Key issues of endocrine disrupting chemicals

The State of the Science of Endocrine Disrupting Chemicals prepared by a group of experts jointly by UNEP and the WHO presents objective scientific findings, conclusions and key concerns on the Endocrine Disrupting Chemicals (EDCs) in order to address the concerns about potential adverse health effects of chemicals on humans and wildlife.

Key concerns extracted from the Summary for Decision-Makers include:

  • Human and wildlife health depends on the ability to reproduce and develop normally. This is not possible without a healthy endocrine system.
  • Three strands of evidence fuel concerns over endocrine disruptors:
    • The high incidence and the increasing trends of many endocrine-related disorders in humans;
    • Observations of endocrine-related effects in wildlife populations;
    • The identification of chemicals with endocrine disrupting properties linked to disease outcomes in laboratory studies.
  • Many endocrine-related diseases and disorders are on the rise.
    • Large proportions (up to 40%) of young men in some countries have low semen quality, which reduces their ability to father children.
    • The incidence of genital malformations, such as non-descending testes (cryptorchidisms) and penile malformations (hypospadias), in baby boys has increased over time or levelled off at unfavourably high rates.
    • The incidence of adverse pregnancy outcomes, such as preterm birth and low birth weight, has increased in many countries.
    • Neurobehavioural disorders associated with thyroid disruption affect a high proportion of children in some countries and have increased over past decades.
    • Global rates of endocrine-related cancers (breast, endometrial, ovarian, prostate, testicular and thyroid) have been increasing over the past 40–50 years.
    • There is a trend towards earlier onset of breast development in young girls in all countries where this has been studied. This is a risk factor for breast cancer.

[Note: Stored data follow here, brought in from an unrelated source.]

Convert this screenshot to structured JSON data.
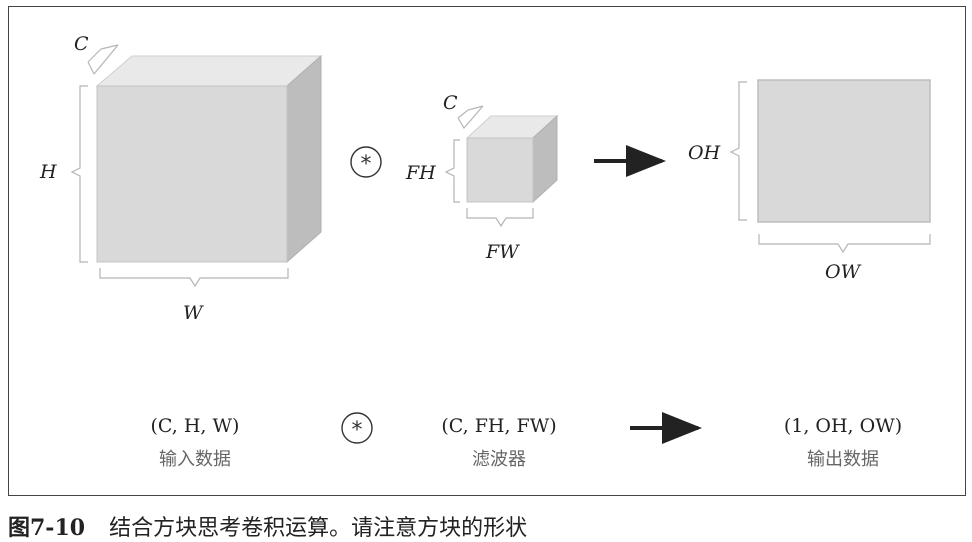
{
  "caption": {
    "figure_number": "图7-10",
    "text": "结合方块思考卷积运算。请注意方块的形状"
  },
  "diagram": {
    "input": {
      "label_c": "C",
      "label_h": "H",
      "label_w": "W",
      "shape": "(C, H, W)",
      "name": "输入数据"
    },
    "filter": {
      "label_c": "C",
      "label_fh": "FH",
      "label_fw": "FW",
      "shape": "(C, FH, FW)",
      "name": "滤波器"
    },
    "output": {
      "label_oh": "OH",
      "label_ow": "OW",
      "shape": "(1, OH, OW)",
      "name": "输出数据"
    },
    "operator_symbol": "*",
    "colors": {
      "front": "#d9d9d9",
      "top": "#e9e9e9",
      "side": "#bdbdbd",
      "bracket": "#b5b5b5",
      "arrow": "#222222"
    }
  }
}
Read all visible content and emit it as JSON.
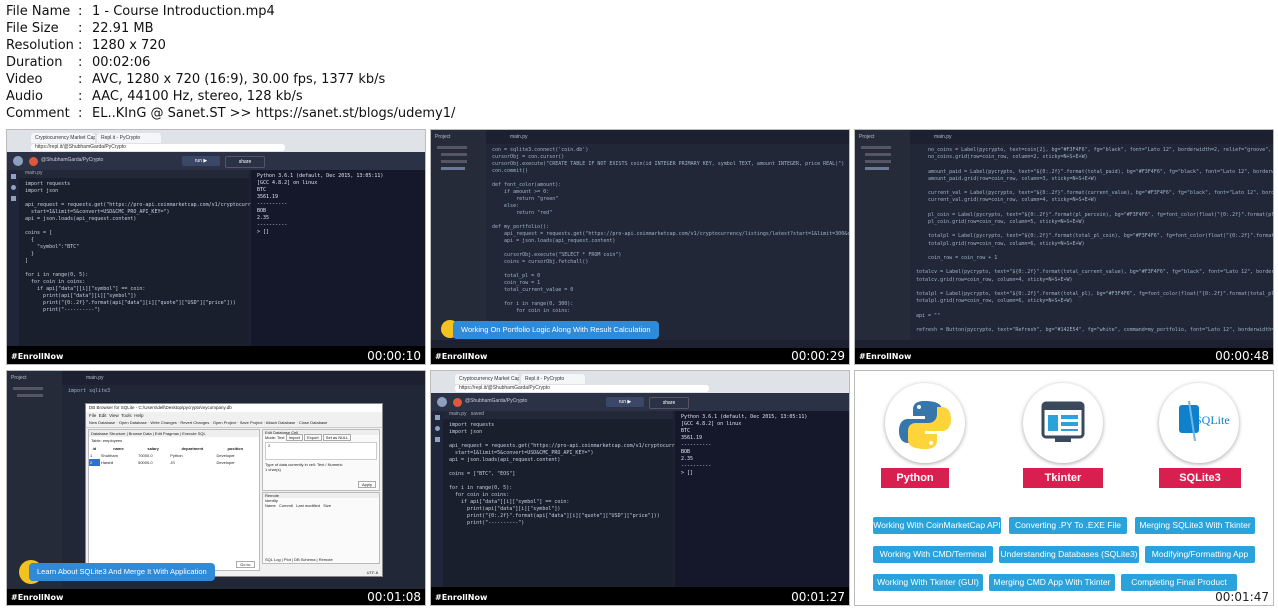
{
  "file_info": [
    {
      "key": "File Name",
      "value": "1 - Course Introduction.mp4"
    },
    {
      "key": "File Size",
      "value": "22.91 MB"
    },
    {
      "key": "Resolution",
      "value": "1280 x 720"
    },
    {
      "key": "Duration",
      "value": "00:02:06"
    },
    {
      "key": "Video",
      "value": "AVC, 1280 x 720 (16:9), 30.00 fps, 1377 kb/s"
    },
    {
      "key": "Audio",
      "value": "AAC, 44100 Hz, stereo, 128 kb/s"
    },
    {
      "key": "Comment",
      "value": "EL..KInG @ Sanet.ST >> https://sanet.st/blogs/udemy1/"
    }
  ],
  "separator": ":",
  "thumbnails": [
    {
      "label": "#EnrollNow",
      "timestamp": "00:00:10"
    },
    {
      "label": "#EnrollNow",
      "timestamp": "00:00:29"
    },
    {
      "label": "#EnrollNow",
      "timestamp": "00:00:48"
    },
    {
      "label": "#EnrollNow",
      "timestamp": "00:01:08"
    },
    {
      "label": "#EnrollNow",
      "timestamp": "00:01:27"
    },
    {
      "label": "",
      "timestamp": "00:01:47"
    }
  ],
  "thumb1": {
    "tab1": "Cryptocurrency Market Capitali",
    "tab2": "Repl.it - PyCrypto",
    "url": "https://repl.it/@ShubhamGarda/PyCrypto",
    "user": "@ShubhamGarda/PyCrypto",
    "file": "main.py",
    "run": "run ▶",
    "share": "share",
    "code": "import requests\nimport json\n\napi_request = requests.get(\"https://pro-api.coinmarketcap.com/v1/cryptocurrency/listings/latest?\n  start=1&limit=5&convert=USD&CMC_PRO_API_KEY=\")\napi = json.loads(api_request.content)\n\ncoins = [\n  {\n    \"symbol\":\"BTC\"\n  }\n]\n\nfor i in range(0, 5):\n  for coin in coins:\n    if api[\"data\"][i][\"symbol\"] == coin:\n      print(api[\"data\"][i][\"symbol\"])\n      print(\"{0:.2f}\".format(api[\"data\"][i][\"quote\"][\"USD\"][\"price\"]))\n      print(\"----------\")",
    "console": "Python 3.6.1 (default, Dec 2015, 13:05:11)\n[GCC 4.8.2] on linux\nBTC\n3561.19\n----------\nBOB\n2.35\n----------\n> []"
  },
  "thumb2": {
    "project": "Project",
    "file": "main.py",
    "banner": "Working On Portfolio Logic Along With Result Calculation",
    "code": "con = sqlite3.connect('coin.db')\ncursorObj = con.cursor()\ncursorObj.execute(\"CREATE TABLE IF NOT EXISTS coin(id INTEGER PRIMARY KEY, symbol TEXT, amount INTEGER, price REAL)\")\ncon.commit()\n\ndef font_color(amount):\n    if amount >= 0:\n        return \"green\"\n    else:\n        return \"red\"\n\ndef my_portfolio():\n    api_request = requests.get(\"https://pro-api.coinmarketcap.com/v1/cryptocurrency/listings/latest?start=1&limit=300&convert=USD\")\n    api = json.loads(api_request.content)\n\n    cursorObj.execute(\"SELECT * FROM coin\")\n    coins = cursorObj.fetchall()\n\n    total_pl = 0\n    coin_row = 1\n    total_current_value = 0\n\n    for i in range(0, 300):\n        for coin in coins:"
  },
  "thumb3": {
    "project": "Project",
    "file": "main.py",
    "code": "    no_coins = Label(pycrypto, text=coin[2], bg=\"#F3F4F6\", fg=\"black\", font=\"Lato 12\", borderwidth=2, relief=\"groove\", padx=\"5\")\n    no_coins.grid(row=coin_row, column=2, sticky=N+S+E+W)\n\n    amount_paid = Label(pycrypto, text=\"${0:.2f}\".format(total_paid), bg=\"#F3F4F6\", fg=\"black\", font=\"Lato 12\", borderwidth=2)\n    amount_paid.grid(row=coin_row, column=3, sticky=N+S+E+W)\n\n    current_val = Label(pycrypto, text=\"${0:.2f}\".format(current_value), bg=\"#F3F4F6\", fg=\"black\", font=\"Lato 12\", borderwidth=2)\n    current_val.grid(row=coin_row, column=4, sticky=N+S+E+W)\n\n    pl_coin = Label(pycrypto, text=\"${0:.2f}\".format(pl_percoin), bg=\"#F3F4F6\", fg=font_color(float(\"{0:.2f}\".format(pl_percoin))))\n    pl_coin.grid(row=coin_row, column=5, sticky=N+S+E+W)\n\n    totalpl = Label(pycrypto, text=\"${0:.2f}\".format(total_pl_coin), bg=\"#F3F4F6\", fg=font_color(float(\"{0:.2f}\".format(total_pl_coin))))\n    totalpl.grid(row=coin_row, column=6, sticky=N+S+E+W)\n\n    coin_row = coin_row + 1\n\ntotalcv = Label(pycrypto, text=\"${0:.2f}\".format(total_current_value), bg=\"#F3F4F6\", fg=\"black\", font=\"Lato 12\", borderwidth=2)\ntotalcv.grid(row=coin_row, column=4, sticky=N+S+E+W)\n\ntotalpl = Label(pycrypto, text=\"${0:.2f}\".format(total_pl), bg=\"#F3F4F6\", fg=font_color(float(\"{0:.2f}\".format(total_pl))))\ntotalpl.grid(row=coin_row, column=6, sticky=N+S+E+W)\n\napi = \"\"\n\nrefresh = Button(pycrypto, text=\"Refresh\", bg=\"#142E54\", fg=\"white\", command=my_portfolio, font=\"Lato 12\", borderwidth=2, relief=\"groove\")"
  },
  "thumb4": {
    "project": "Project",
    "file": "main.py",
    "code_top": "import sqlite3",
    "dialog_title": "DB Browser for SQLite - C:\\Users\\dell\\Desktop\\pycrypto\\mycompany.db",
    "menu": [
      "File",
      "Edit",
      "View",
      "Tools",
      "Help"
    ],
    "toolbar": [
      "New Database",
      "Open Database",
      "Write Changes",
      "Revert Changes",
      "Open Project",
      "Save Project",
      "Attach Database",
      "Close Database"
    ],
    "tabs": [
      "Database Structure",
      "Browse Data",
      "Edit Pragmas",
      "Execute SQL"
    ],
    "table_label": "Table:",
    "table_value": "employees",
    "columns": [
      "id",
      "name",
      "salary",
      "department",
      "position"
    ],
    "rows": [
      [
        "1",
        "Shubham",
        "70000.0",
        "Python",
        "Developer"
      ],
      [
        "2",
        "Harshil",
        "50000.0",
        "JS",
        "Developer"
      ]
    ],
    "edit_cell_title": "Edit Database Cell",
    "mode_label": "Mode:",
    "mode_value": "Text",
    "import_btn": "Import",
    "export_btn": "Export",
    "setnull_btn": "Set as NULL",
    "cell_value": "2",
    "cell_info": "Type of data currently in cell: Text / Numeric\n1 char(s)",
    "apply_btn": "Apply",
    "remote_title": "Remote",
    "identity_label": "Identity",
    "remote_cols": [
      "Name",
      "Commit",
      "Last modified",
      "Size"
    ],
    "bottom_tabs": [
      "SQL Log",
      "Plot",
      "DB Schema",
      "Remote"
    ],
    "encoding": "UTF-8",
    "goto_btn": "Go to:",
    "pager": "1 - 2 of 2",
    "banner": "Learn About SQLite3 And Merge It With Application"
  },
  "thumb5": {
    "tab1": "Cryptocurrency Market Capitali",
    "tab2": "Repl.it - PyCrypto",
    "url": "https://repl.it/@ShubhamGarda/PyCrypto",
    "user": "@ShubhamGarda/PyCrypto",
    "file": "main.py",
    "saved": "saved",
    "run": "run ▶",
    "share": "share",
    "code": "import requests\nimport json\n\napi_request = requests.get(\"https://pro-api.coinmarketcap.com/v1/cryptocurrency/listings/latest?\n  start=1&limit=5&convert=USD&CMC_PRO_API_KEY=\")\napi = json.loads(api_request.content)\n\ncoins = [\"BTC\", \"EOS\"]\n\nfor i in range(0, 5):\n  for coin in coins:\n    if api[\"data\"][i][\"symbol\"] == coin:\n      print(api[\"data\"][i][\"symbol\"])\n      print(\"{0:.2f}\".format(api[\"data\"][i][\"quote\"][\"USD\"][\"price\"]))\n      print(\"----------\")",
    "console": "Python 3.6.1 (default, Dec 2015, 13:05:11)\n[GCC 4.8.2] on linux\nBTC\n3561.19\n----------\nBOB\n2.35\n----------\n> []"
  },
  "thumb6": {
    "badges": [
      "Python",
      "Tkinter",
      "SQLite3"
    ],
    "sqlite_logo_text": "SQLite",
    "features": [
      "Working With CoinMarketCap API",
      "Converting .PY To .EXE File",
      "Merging SQLite3 With Tkinter",
      "Working With CMD/Terminal",
      "Understanding Databases (SQLite3)",
      "Modifying/Formatting App",
      "Working With Tkinter (GUI)",
      "Merging CMD App With Tkinter",
      "Completing Final Product"
    ]
  },
  "colors": {
    "banner_blue": "#2f8ad8",
    "badge_red": "#d81f4f",
    "feature_blue": "#2aa3dd",
    "dark_bg": "#1d2230",
    "python_blue": "#3776ab",
    "python_yellow": "#ffd43b",
    "sqlite_blue": "#0f80cc"
  }
}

    • The prevalence of obesity and type 2 diabetes has dramatically increased worldwide over the last 40 years. WHO estimates that 1.5 billion adults worldwide are overweight or obese and that the number with type 2 diabetes increased from 153 million to 347 million between 1980 and 2008.

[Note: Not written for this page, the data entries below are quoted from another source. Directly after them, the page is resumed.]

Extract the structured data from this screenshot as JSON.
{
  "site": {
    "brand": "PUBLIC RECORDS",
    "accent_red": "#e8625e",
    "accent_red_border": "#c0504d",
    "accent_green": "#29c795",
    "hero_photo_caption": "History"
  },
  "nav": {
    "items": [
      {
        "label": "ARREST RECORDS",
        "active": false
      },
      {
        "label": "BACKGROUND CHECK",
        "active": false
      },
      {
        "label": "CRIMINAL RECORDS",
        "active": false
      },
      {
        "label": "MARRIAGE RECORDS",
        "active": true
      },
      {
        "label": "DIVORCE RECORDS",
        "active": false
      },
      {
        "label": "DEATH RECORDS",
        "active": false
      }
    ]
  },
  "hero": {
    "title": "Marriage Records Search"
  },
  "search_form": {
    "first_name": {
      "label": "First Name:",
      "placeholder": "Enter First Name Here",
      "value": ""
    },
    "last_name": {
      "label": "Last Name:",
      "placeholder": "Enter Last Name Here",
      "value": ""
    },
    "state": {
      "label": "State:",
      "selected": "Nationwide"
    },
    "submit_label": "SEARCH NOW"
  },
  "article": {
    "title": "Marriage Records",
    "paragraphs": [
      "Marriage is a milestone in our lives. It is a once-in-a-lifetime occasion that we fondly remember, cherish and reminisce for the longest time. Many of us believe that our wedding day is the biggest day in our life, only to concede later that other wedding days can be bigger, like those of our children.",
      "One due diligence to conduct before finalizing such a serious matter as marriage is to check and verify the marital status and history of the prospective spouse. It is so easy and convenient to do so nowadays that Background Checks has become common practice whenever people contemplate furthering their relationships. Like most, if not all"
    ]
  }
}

  • Close to 800 chemicals are known or suspected to be capable of interfering with hormone receptors, hormone synthesis or hormone conversion. However, only a small fraction of these chemicals have been investigated in tests capable of identifying overt endocrine effects in intact organisms.
  • Human and wildlife populations all over the world are exposed to EDCs.
  • Significant knowledge gaps exist as to associations between exposures to EDCs and other endocrine diseases.
  • Worldwide, there has been a failure to adequately address the underlying environmental causes of trends in endocrine diseases and disorders.
  • Internationally agreed and validated test methods for the identification of endocrine disruptors capture only a limited range of the known spectrum of endocrine disrupting effects. This increases the likelihood that harmful effects in humans and wildlife are being overlooked.
  • Disease risk due to EDCs may be significantly underestimated.
    • A focus on linking one EDC to one disease severely underestimates the disease risk from mixtures of EDCs. We know that humans and wildlife are simultaneously exposed to many EDCs; thus, the measurement of the linkage between exposure to mixtures of EDCs and disease or dysfunction is more physiologically relevant. In addition, it is likely that exposure to a single EDC may cause disease syndromes or multiple diseases, an area that has not been adequately studied.
  • An important focus should be on reducing exposures by a variety of mechanisms. Government actions to reduce exposures, while limited, have proven to be effective in specific cases. This has contributed to decreases in the frequency of disorders in humans and wildlife.
  • Despite substantial advances in our understanding of EDCs, uncertainties and knowledge gaps still exist that are too important to ignore. These knowledge gaps hamper progress towards better protection of the public and wildlife. An integrated, coordinated international effort is needed to define the role of EDCs in current declines in human and wildlife health and in wildlife populations.